10. The oral care composition according to any one of claims 1 to 9, wherein the oral care composition comprises an abrasive, preferably wherein the abrasive comprises a silica abrasive, a calcium abrasive, or a combination thereof.

11. The oral care composition of any one of claims 1 to 10, wherein the oral care composition comprises an amino acid, preferably wherein the amino acid comprises a basic amino acid, an acidic amino acid, a neutral amino acid, or a combination thereof, or more preferably wherein the amino acid comprises glycine, alanine, valine, isoleucine, tryptophan, phenylalanine, proline, methionine, leucine, serine, threonine, tyrosine, asparagine, glutamine, cysteine, citrulline, aspartic acid, glutamic acid, lysine, arginine, histidine, or a combination thereof.

12. The oral care composition of any one of claims 1 to 11, wherein the oral care composition comprises a whitening agent, preferably wherein the whitening agent comprises a peroxide, a polyphosphate, or a combination thereof.

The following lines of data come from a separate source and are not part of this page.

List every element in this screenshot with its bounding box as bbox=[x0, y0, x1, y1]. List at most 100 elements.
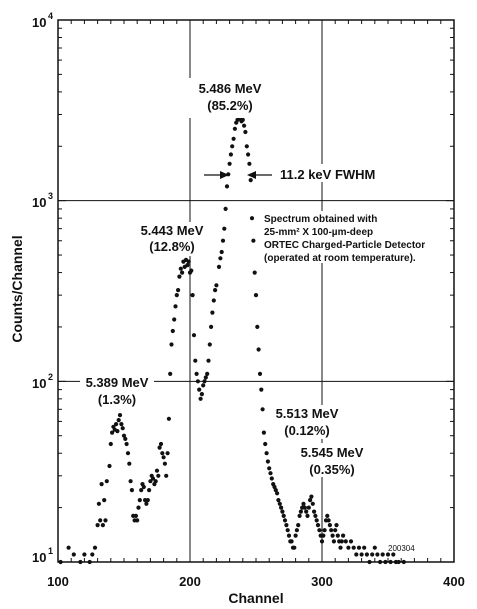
data-point-0-213 bbox=[396, 559, 401, 565]
data-point-0-7 bbox=[92, 545, 98, 550]
y-tick-label-10-1: 10 1 bbox=[32, 546, 53, 565]
data-point-0-166 bbox=[306, 505, 311, 510]
data-point-0-28 bbox=[123, 436, 128, 441]
data-point-0-131 bbox=[260, 407, 265, 412]
data-point-0-141 bbox=[273, 488, 278, 493]
data-point-0-104 bbox=[224, 184, 230, 189]
data-point-0-79 bbox=[190, 293, 195, 298]
data-point-0-87 bbox=[201, 383, 206, 388]
detector-note-line-4: (operated at room temperature). bbox=[264, 253, 416, 264]
y-axis-title: Counts/Channel bbox=[9, 235, 25, 342]
data-point-0-157 bbox=[294, 528, 299, 533]
data-point-0-66 bbox=[173, 304, 178, 309]
data-point-0-138 bbox=[269, 476, 274, 481]
data-point-0-122 bbox=[248, 178, 253, 183]
data-point-0-81 bbox=[193, 358, 198, 363]
data-point-0-53 bbox=[156, 473, 161, 478]
data-point-0-14 bbox=[99, 482, 104, 487]
data-point-0-132 bbox=[261, 430, 266, 435]
data-point-0-15 bbox=[104, 479, 109, 484]
data-point-0-90 bbox=[205, 371, 210, 376]
data-point-0-135 bbox=[265, 459, 270, 464]
data-point-0-23 bbox=[116, 418, 121, 423]
data-point-0-12 bbox=[96, 501, 101, 506]
data-point-0-143 bbox=[276, 498, 281, 503]
data-point-0-149 bbox=[284, 523, 289, 528]
data-point-0-202 bbox=[367, 559, 372, 565]
svg-text:2: 2 bbox=[48, 372, 53, 382]
data-point-0-80 bbox=[191, 333, 197, 338]
data-point-0-203 bbox=[370, 552, 375, 557]
data-point-0-27 bbox=[121, 433, 127, 438]
detector-note-bg bbox=[262, 211, 438, 263]
data-point-0-194 bbox=[346, 545, 351, 550]
data-point-0-123 bbox=[249, 216, 255, 221]
data-point-0-40 bbox=[139, 488, 144, 493]
data-point-0-86 bbox=[199, 392, 204, 397]
peak-5513-label-bg bbox=[270, 405, 344, 439]
data-point-0-126 bbox=[253, 293, 259, 298]
data-point-0-130 bbox=[259, 387, 264, 392]
svg-text:4: 4 bbox=[48, 11, 53, 21]
data-point-0-22 bbox=[115, 429, 120, 434]
y-tick-label-10-4: 10 4 bbox=[32, 11, 53, 30]
data-point-0-65 bbox=[172, 317, 177, 322]
data-point-0-36 bbox=[133, 513, 138, 519]
data-point-0-57 bbox=[161, 455, 166, 460]
data-point-0-8 bbox=[95, 523, 100, 528]
data-point-0-45 bbox=[145, 498, 150, 503]
data-point-0-56 bbox=[160, 451, 165, 456]
data-point-0-190 bbox=[338, 545, 343, 550]
fwhm-label-bg bbox=[278, 164, 390, 182]
data-point-0-24 bbox=[117, 413, 123, 418]
data-point-0-193 bbox=[343, 539, 348, 544]
data-point-0-158 bbox=[296, 523, 301, 528]
data-point-0-60 bbox=[165, 451, 170, 456]
data-point-0-84 bbox=[197, 387, 202, 392]
data-point-0-54 bbox=[157, 445, 162, 450]
data-point-0-93 bbox=[209, 324, 214, 329]
data-point-0-1 bbox=[66, 545, 71, 550]
data-point-0-88 bbox=[202, 379, 207, 384]
data-point-0-195 bbox=[348, 539, 354, 544]
peak-5389-label-bg bbox=[80, 375, 154, 409]
data-point-0-118 bbox=[243, 129, 248, 135]
data-point-0-30 bbox=[125, 451, 131, 456]
data-point-0-155 bbox=[292, 545, 297, 550]
x-axis-title: Channel bbox=[228, 590, 283, 606]
data-point-0-133 bbox=[263, 441, 268, 447]
data-point-0-183 bbox=[329, 528, 334, 533]
x-tick-label-400: 400 bbox=[443, 574, 465, 589]
fwhm-marker bbox=[204, 171, 272, 179]
data-point-0-89 bbox=[203, 375, 208, 380]
data-point-0-76 bbox=[186, 259, 191, 264]
data-point-0-52 bbox=[154, 468, 160, 473]
svg-text:10: 10 bbox=[32, 15, 46, 30]
data-point-0-162 bbox=[301, 501, 306, 506]
data-point-0-0 bbox=[58, 559, 63, 565]
peak-5443-energy: 5.443 MeV bbox=[141, 223, 204, 238]
data-point-0-207 bbox=[380, 552, 385, 557]
data-point-0-95 bbox=[211, 298, 216, 303]
data-point-0-98 bbox=[216, 264, 222, 269]
data-point-0-11 bbox=[103, 518, 108, 523]
data-point-0-39 bbox=[137, 498, 142, 503]
data-point-0-18 bbox=[110, 430, 115, 435]
peak-5545-energy: 5.545 MeV bbox=[301, 445, 364, 460]
data-point-0-70 bbox=[178, 266, 183, 271]
x-tick-label-200: 200 bbox=[179, 574, 201, 589]
data-point-0-9 bbox=[98, 518, 103, 523]
data-point-0-208 bbox=[383, 559, 388, 565]
data-point-0-3 bbox=[78, 559, 83, 565]
data-point-0-102 bbox=[222, 226, 227, 231]
data-point-0-200 bbox=[362, 545, 367, 550]
data-point-0-51 bbox=[153, 479, 158, 484]
peak-5545-fraction: (0.35%) bbox=[309, 462, 355, 477]
data-point-0-201 bbox=[364, 552, 369, 557]
data-point-0-97 bbox=[214, 283, 219, 288]
data-point-0-172 bbox=[314, 518, 319, 523]
data-point-0-82 bbox=[194, 371, 199, 376]
y-tick-label-10-3: 10 3 bbox=[32, 191, 53, 210]
data-point-0-173 bbox=[315, 523, 321, 528]
data-point-0-197 bbox=[354, 552, 359, 557]
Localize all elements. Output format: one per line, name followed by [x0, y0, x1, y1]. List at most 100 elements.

13. The oral care composition according to any one of claims 1 to 12, wherein the oral care composition comprises a humectant, preferably wherein the humectant comprises glycerin, sorbitol, erythritol, xylitol, butylene glycol, propylene glycol, polyethylene glycol, or a combination thereof.

14. The oral care composition according to any one of claims 1 to 13, wherein the oral care composition does not comprise added water.

15. The oral care composition according to any one of claims 1 to 14, wherein the oral care composition comprises up to 45% water by weight of the composition.